What the study found

The study, in the works for years, compares how the NWT treats mines – and how much mines cost to operate – with 21 other Canadian and international jurisdictions, ranging from Alberta and Alaska to Mexico and Sweden.

Overall, the territory’s tax and royalty regime is one of the more permissive. In scenarios studied by PricewaterhouseCoopers, the territory is consistently among the eight or so areas with a lower tax demand on companies – or, at worst, the NWT is slightly friendlier-than-average to business.

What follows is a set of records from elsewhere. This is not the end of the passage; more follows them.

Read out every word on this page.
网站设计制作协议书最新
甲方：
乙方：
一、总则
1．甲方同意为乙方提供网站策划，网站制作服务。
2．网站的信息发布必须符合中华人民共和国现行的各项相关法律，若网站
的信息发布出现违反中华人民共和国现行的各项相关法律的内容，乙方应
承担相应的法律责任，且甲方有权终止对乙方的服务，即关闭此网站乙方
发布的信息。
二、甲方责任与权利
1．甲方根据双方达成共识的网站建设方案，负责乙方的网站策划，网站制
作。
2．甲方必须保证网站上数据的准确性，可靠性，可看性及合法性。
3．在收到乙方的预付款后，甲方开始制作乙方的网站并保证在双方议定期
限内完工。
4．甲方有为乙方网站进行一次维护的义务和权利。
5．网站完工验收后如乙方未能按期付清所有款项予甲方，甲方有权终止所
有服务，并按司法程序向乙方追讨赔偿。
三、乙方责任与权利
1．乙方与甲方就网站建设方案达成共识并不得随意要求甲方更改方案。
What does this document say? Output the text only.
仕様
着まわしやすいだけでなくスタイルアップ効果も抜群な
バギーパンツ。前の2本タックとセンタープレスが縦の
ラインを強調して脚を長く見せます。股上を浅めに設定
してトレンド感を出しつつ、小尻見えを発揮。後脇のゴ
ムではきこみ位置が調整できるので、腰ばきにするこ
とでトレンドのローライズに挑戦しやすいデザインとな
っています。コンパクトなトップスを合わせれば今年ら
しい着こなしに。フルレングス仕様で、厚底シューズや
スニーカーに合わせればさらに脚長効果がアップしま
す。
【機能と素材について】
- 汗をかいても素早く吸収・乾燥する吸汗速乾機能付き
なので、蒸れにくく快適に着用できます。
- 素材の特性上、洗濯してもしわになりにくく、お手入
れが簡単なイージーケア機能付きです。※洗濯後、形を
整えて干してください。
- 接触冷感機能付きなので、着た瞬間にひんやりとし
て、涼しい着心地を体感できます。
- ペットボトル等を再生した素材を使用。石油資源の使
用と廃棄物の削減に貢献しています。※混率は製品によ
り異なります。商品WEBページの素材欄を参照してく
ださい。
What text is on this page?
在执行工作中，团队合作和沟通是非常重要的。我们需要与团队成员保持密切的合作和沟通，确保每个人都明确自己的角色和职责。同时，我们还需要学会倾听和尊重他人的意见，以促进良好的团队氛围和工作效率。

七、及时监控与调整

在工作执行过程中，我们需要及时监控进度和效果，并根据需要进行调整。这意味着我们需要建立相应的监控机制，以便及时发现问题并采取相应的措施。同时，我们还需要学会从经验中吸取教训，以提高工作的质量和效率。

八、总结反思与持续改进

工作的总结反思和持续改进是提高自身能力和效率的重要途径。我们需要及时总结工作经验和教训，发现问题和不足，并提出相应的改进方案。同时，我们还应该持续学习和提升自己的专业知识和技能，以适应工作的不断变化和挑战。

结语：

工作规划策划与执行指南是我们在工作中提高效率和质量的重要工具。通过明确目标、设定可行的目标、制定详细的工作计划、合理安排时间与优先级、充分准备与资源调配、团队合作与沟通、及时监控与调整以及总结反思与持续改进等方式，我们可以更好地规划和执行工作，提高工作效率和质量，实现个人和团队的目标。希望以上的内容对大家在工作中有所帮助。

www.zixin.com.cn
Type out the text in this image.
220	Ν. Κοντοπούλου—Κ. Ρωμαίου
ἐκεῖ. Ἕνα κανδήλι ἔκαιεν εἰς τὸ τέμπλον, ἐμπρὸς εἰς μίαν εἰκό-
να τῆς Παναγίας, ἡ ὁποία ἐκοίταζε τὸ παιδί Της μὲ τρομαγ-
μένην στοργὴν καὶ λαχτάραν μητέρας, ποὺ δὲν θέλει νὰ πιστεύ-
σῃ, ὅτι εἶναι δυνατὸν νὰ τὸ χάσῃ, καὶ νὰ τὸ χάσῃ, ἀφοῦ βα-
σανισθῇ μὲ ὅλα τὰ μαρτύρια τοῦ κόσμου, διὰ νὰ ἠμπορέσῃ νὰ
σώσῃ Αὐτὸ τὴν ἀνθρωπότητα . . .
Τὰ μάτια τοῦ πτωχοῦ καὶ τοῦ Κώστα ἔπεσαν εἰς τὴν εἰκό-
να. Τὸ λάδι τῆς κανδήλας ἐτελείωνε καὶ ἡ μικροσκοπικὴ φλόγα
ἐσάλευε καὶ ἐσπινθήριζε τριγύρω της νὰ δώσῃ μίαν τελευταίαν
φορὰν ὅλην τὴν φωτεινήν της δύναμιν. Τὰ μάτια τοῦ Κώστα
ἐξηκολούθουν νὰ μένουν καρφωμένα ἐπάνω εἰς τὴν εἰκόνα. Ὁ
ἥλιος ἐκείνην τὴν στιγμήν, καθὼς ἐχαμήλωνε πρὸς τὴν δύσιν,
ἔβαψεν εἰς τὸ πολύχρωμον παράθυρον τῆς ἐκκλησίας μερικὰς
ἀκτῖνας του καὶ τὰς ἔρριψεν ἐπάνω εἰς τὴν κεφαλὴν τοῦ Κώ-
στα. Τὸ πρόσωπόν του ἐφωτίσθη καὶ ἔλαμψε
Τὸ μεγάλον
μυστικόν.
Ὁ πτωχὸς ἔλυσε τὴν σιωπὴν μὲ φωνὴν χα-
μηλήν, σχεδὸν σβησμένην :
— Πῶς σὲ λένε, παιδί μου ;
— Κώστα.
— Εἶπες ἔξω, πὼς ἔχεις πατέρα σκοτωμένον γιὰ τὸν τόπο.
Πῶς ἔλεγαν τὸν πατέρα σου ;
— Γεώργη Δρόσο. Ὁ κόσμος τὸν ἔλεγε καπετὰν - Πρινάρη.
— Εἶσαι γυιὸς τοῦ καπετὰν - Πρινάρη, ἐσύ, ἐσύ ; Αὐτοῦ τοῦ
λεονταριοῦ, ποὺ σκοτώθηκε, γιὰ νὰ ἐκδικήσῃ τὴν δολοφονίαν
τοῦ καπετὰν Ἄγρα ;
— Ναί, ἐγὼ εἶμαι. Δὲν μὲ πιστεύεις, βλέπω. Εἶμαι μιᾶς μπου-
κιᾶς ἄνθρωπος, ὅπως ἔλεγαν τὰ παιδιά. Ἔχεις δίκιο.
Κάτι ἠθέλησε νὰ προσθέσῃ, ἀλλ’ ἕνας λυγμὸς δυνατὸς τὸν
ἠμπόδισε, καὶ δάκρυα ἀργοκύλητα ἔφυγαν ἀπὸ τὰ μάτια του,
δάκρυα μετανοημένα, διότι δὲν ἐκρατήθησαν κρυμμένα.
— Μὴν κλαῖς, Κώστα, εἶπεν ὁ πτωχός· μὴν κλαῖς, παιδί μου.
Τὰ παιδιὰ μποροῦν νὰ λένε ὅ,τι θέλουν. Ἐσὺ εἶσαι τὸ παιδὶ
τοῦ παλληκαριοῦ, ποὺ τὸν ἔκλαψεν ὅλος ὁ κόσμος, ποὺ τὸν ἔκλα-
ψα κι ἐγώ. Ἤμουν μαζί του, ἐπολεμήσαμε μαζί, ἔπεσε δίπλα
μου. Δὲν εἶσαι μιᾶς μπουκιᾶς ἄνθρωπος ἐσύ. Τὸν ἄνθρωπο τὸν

The problem for businesses, and for the territory in attracting new mines, is that running a mine in the Northwest Territories is simply more expensive than anywhere else, regardless of the tax situation.

Diamond mining is still particularly attractive because it brings in enough money to outweigh those high operating costs, the report concluded – even if diamond mines elsewhere might be more profitable.

Mining for other metals, though, means lower prices.

“These mines would not be built unless deposits are of high quality and/or
prices are expected to be relatively high,” the report stated.

“Our results do not mean that no mines will be built in the Northwest Territories under any circumstances. Rather, they highlight the fact that cost competitiveness is a major challenge in the Northwest Territories.

“Therefore, only relatively high-grade deposits are likely to be developed under the status quo.”

Ultimately, PricewaterhouseCoopers wrote, “lowering taxes is unlikely to be effective for the Northwest Territories.”

Instead, the report argued, the territory “should consider developing energy and transportation infrastructure that would lower costs for mining companies, as well as encouraging the development and use of technologies that can overcome challenges of operating in northern Canada.”

O’Reilly’s response

That last line will be music to the ears of the territorial government, which has founded much of its current mandate on the principle of costly infrastructure projects designed to do exactly what the report suggests: bring cheaper energy to the mining zone northeast of Yellowknife, and build a better road connecting it to the south.

Together, the road and the cheaper, greener power are set to cost at least $2 billion.

O’Reilly, long an opponent of what he sees as the territory’s unjustified over-reliance on infrastructure spending, fundamentally disagrees with that trajectory.

In this instance, he said the report – the first of its kind conducted in the territory for more than a decade, at a cost of $300,000 – had gone ahead without consultation on its design from regular MLAs.

“We need analysis of the real and actual revenues from mining to our government to ensure we achieve a fair balance between competitiveness and fair return,” O’Reilly wrote in his news release.

“The study does not consider the numerous other issues related to competitiveness including political stability and regulatory certainty. There was no attempt to compare the relative effectiveness of revenue capture across a variety of regimes or approaches. Analysis and comparison of revenue leakage were also not considered.

“While I support having this theoretical review of some aspects of competitiveness, it should not serve as the foundation for our review of the fiscal regime for mining. It is an important piece but should not limit in any way the important work that remains to ensure we get fair value.”

Lastly, said O’Reilly, a review of mining taxation and royalties should not be left in the hands of “a department charged with promoting mining.”

That he said, was “not the way to ensure a thorough and balanced review.”